Hit a snag? These are the issues people run into most, each with a one-step fix.

The site fails to start with no markdown pages found#

Make sure your content directory exists and contains at least one markdown file, usually content/index.md.

A folder does not have its own route#

Add index.md inside the folder if you want the folder itself to be routable.

A page title looks wrong in the sidebar#

Set nav_title in frontmatter when the navigation label should be shorter than the page title.

Content changes do not appear immediately#

Run the dev server with gomark serve ./content --live — it renders on every request, so edits show on reload. Plain gomark serve (no --live) pre-renders once at startup, so you'd need to restart it to pick up changes; a static gomark build is likewise a point-in-time snapshot.

Search returns no results#

Make sure your content exists under the content directory you passed to gomark serve/gomark build and that the command started successfully. The search index is built from the same content tree.

The runner run button does not appear#

Check all of the following:

  1. You did not pass --no-runner (and, if you use the Go API, did not set gomark.WithSiteRunnerEnabled(false) or PLAYGROUND_ENABLED=false) — any of these turns the runner off
  2. The code fence language is go
  3. The fence includes run=true (or editable=true)

Clicking Run does nothing or shows "runner failed to load"#

The runner downloads a WebAssembly module on first use.
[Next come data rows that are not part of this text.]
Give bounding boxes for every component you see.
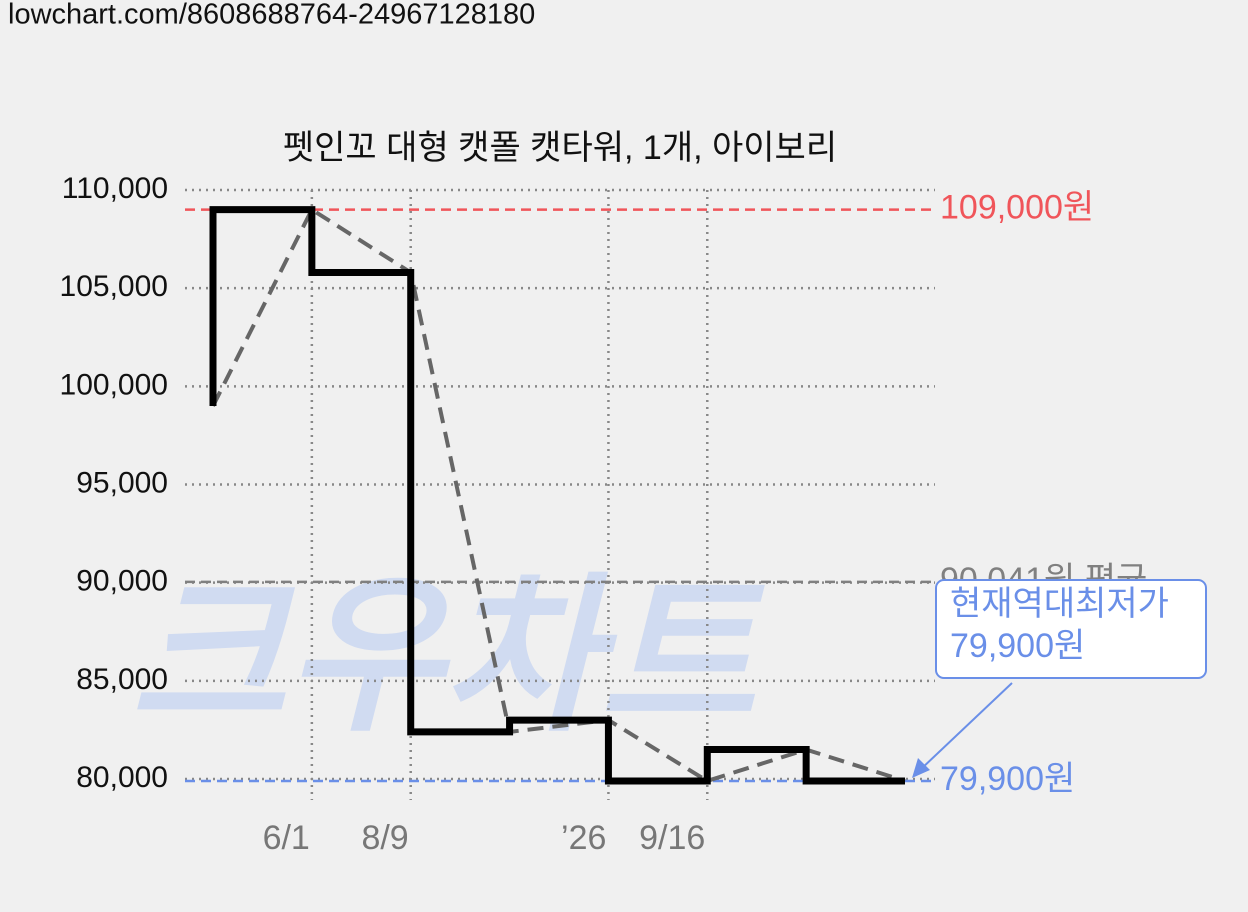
callout-text: 현재역대최저가 <box>950 585 1169 623</box>
step-line <box>209 206 905 785</box>
x-tick-label: ’26 <box>561 819 606 857</box>
reference-label: 79,900원 <box>940 760 1075 798</box>
callout-box <box>935 579 1207 679</box>
y-tick-label: 105,000 <box>60 270 168 303</box>
y-tick-label: 95,000 <box>76 466 168 499</box>
y-tick-label: 90,000 <box>76 565 168 598</box>
x-tick-label: 6/1 <box>263 819 310 857</box>
y-tick-label: 110,000 <box>62 172 168 205</box>
y-tick-label: 100,000 <box>60 368 168 401</box>
callout-arrowhead <box>912 758 930 778</box>
callout-text: 79,900원 <box>950 627 1085 665</box>
url: lowchart.com/8608688764-24967128180 <box>8 0 535 31</box>
watermark: 크우차트 <box>130 562 765 752</box>
trend-line <box>211 206 906 784</box>
x-tick-label: 8/9 <box>361 819 408 857</box>
y-tick-label: 85,000 <box>76 663 168 696</box>
x-tick-label: 9/16 <box>639 819 705 857</box>
chart-title: 펫인꼬 대형 캣폴 캣타워, 1개, 아이보리 <box>283 129 837 167</box>
y-tick-label: 80,000 <box>76 761 168 794</box>
callout-arrow <box>919 682 1013 771</box>
reference-label: 109,000원 <box>940 189 1094 227</box>
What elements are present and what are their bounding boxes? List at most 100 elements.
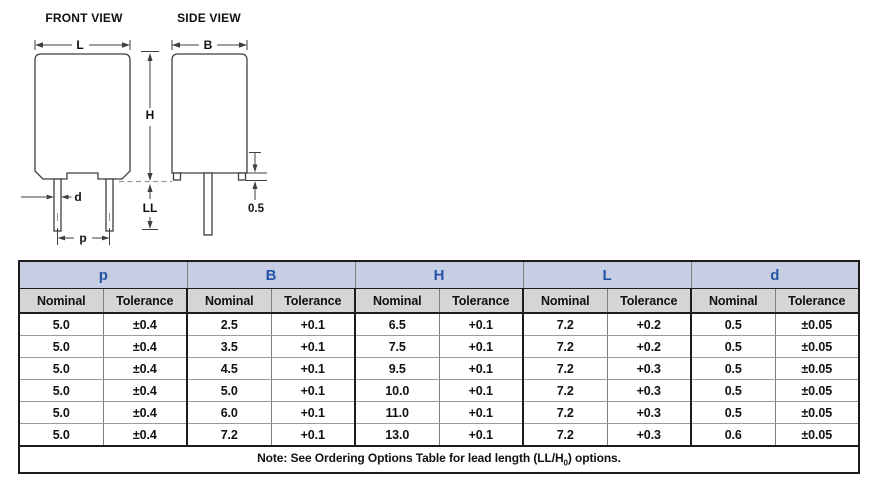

Make sure /runner.wasm and /wasm_exec.js are reachable and that the browser supports WebAssembly. The first run can take a moment while the module downloads; it is cached afterward.

A snippet errors or behaves differently than go run#

Snippets run through the yaegi interpreter compiled to WebAssembly, which covers a large subset of Go but not all of it. Reflection-heavy code, unsafe, and cgo are unsupported, and there is no local filesystem or raw network socket access — snippets are confined to the browser sandbox (Go's WebAssembly HTTP client goes through the browser's fetch, subject to CORS). See How the Runner Works for the full list.